Chez BotaniCert (6 collaborateurs, CA : 1 M€), la passion des plantes a donné lieu à une véritable mission : contrôler, à la demande des industriels, les produits à base de plantes existants sur le marché.
Car "malheureusement, les compléments alimentaires à base de plantes ne sont pas trop ce qu’ils devraient être", assure Loïc Loffredo, directeur général du laboratoire fondé par Francis Hadji-Minaglou, son président, et hébergé au sein de Grasse Biotech.
"80 % de falsification"
Exemple avec la vigne rouge, couramment utilisée pour maintenir une bonne circulation sanguine et soulager les jambes lourdes. Sur six compléments alimentaires du commerce proposant cette plante, de marques et prix différents, bio ou non, deux seulement ont une composition conforme à ce qu’ils annoncent sur leur emballage.
Autre résultat des analyses pratiquées par BotaniCert, peu rassurant pour le consommateur, avec la prêle, végétal bénéfique pour les os et les articulations mais aussi les cheveux et les ongles. Sur les 12 testées, 10 ne respectent pas la composition de leur étiquette. "Sur des extraits secs, nous estimons qu’il y a au minimum 80 % de falsification, affirme Loïc Loffredo. Et dans les 80 %, une fois sur deux, il n’y a rien dedans, de la farine et un peu de colorant, pour que ça y ressemble un peu."
Un dosage qui n’est pas celui annoncé sur l’étiquette, une plante qui est parfois même différente, des dilutions multiples… dans le meilleur des cas, le produit est inefficace, dans le pire, il est toxique. Souvent de bonne foi, par manque de rigueur ou de connaissance. Parfois aussi par appât du gain et faute de contrôle.
"Il y a des compléments alimentaires qui sont vraiment très bons, reprend le dirigeant, mais il y a une disparité énorme. Nous, on veut doser la réalité, apporter une vraie information. On est un peu des chevaliers blancs sur le marché."
Ainsi Loïc Loffredo raconte-t-il que certains de ses clients sont "tombés des nues" en découvrant les compositions exactes de leurs propres produits.

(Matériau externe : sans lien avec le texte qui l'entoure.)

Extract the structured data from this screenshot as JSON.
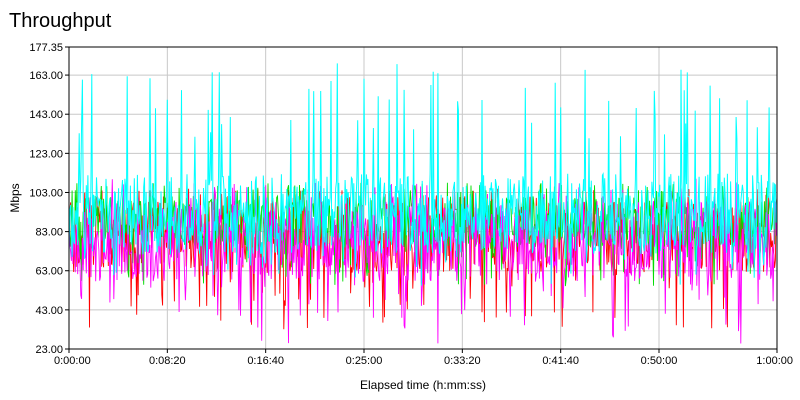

Un label pour plus de transparence
Le laboratoire grassois investit 30 % de son chiffre d’affaires dans sa R & D. Il y a un an, il a créé le label Botani +. Il se base sur ses analyses obtenues par des méthodes qu’il présente comme fiables et adaptées à un marché qui n’a cessé d’évoluer jusqu’à une offre pléthorique.
" Historiquement, les méthodes utilisées pour contrôler les plantes dans ces industries-là, qui sont des monographies des pharmacopées européennes, ont été élaborées sur de très vieux équipements, à une époque où il y avait peut-être 30 plantes commercialisées, explique Loïc Loffredo. Et puis, les plantes aussi ont évolué car il y a beaucoup d’hybridations, donc c’est compliqué. Ce n’est pas comme les produits pharmaceutiques dans lesquels il n’y a qu’une molécule. Si les méthodes ne permettent pas de voir les falsifications, c’est déjà un problème. La première faute est imputable aux laboratoires comme nous."
Un logiciel pour accélérer
BotaniCert travaille actuellement au développement, en interne, d’un logiciel pour "cartographier" au fur et à mesure ce qui se trouve dans les plantes. Il s’agira de simplifier les process pour que les analyses en deviennent moins coûteuses et ainsi plus accessibles.
L’outil devrait être opérationnel d’ici la fin 2026 avant, dans les années à venir, d’être disponible directement chez ses clients, français ou européens (BotaniCert réalise 30 % de son chiffre d’affaires à l’international), qui disposeront alors de leur propre base de données.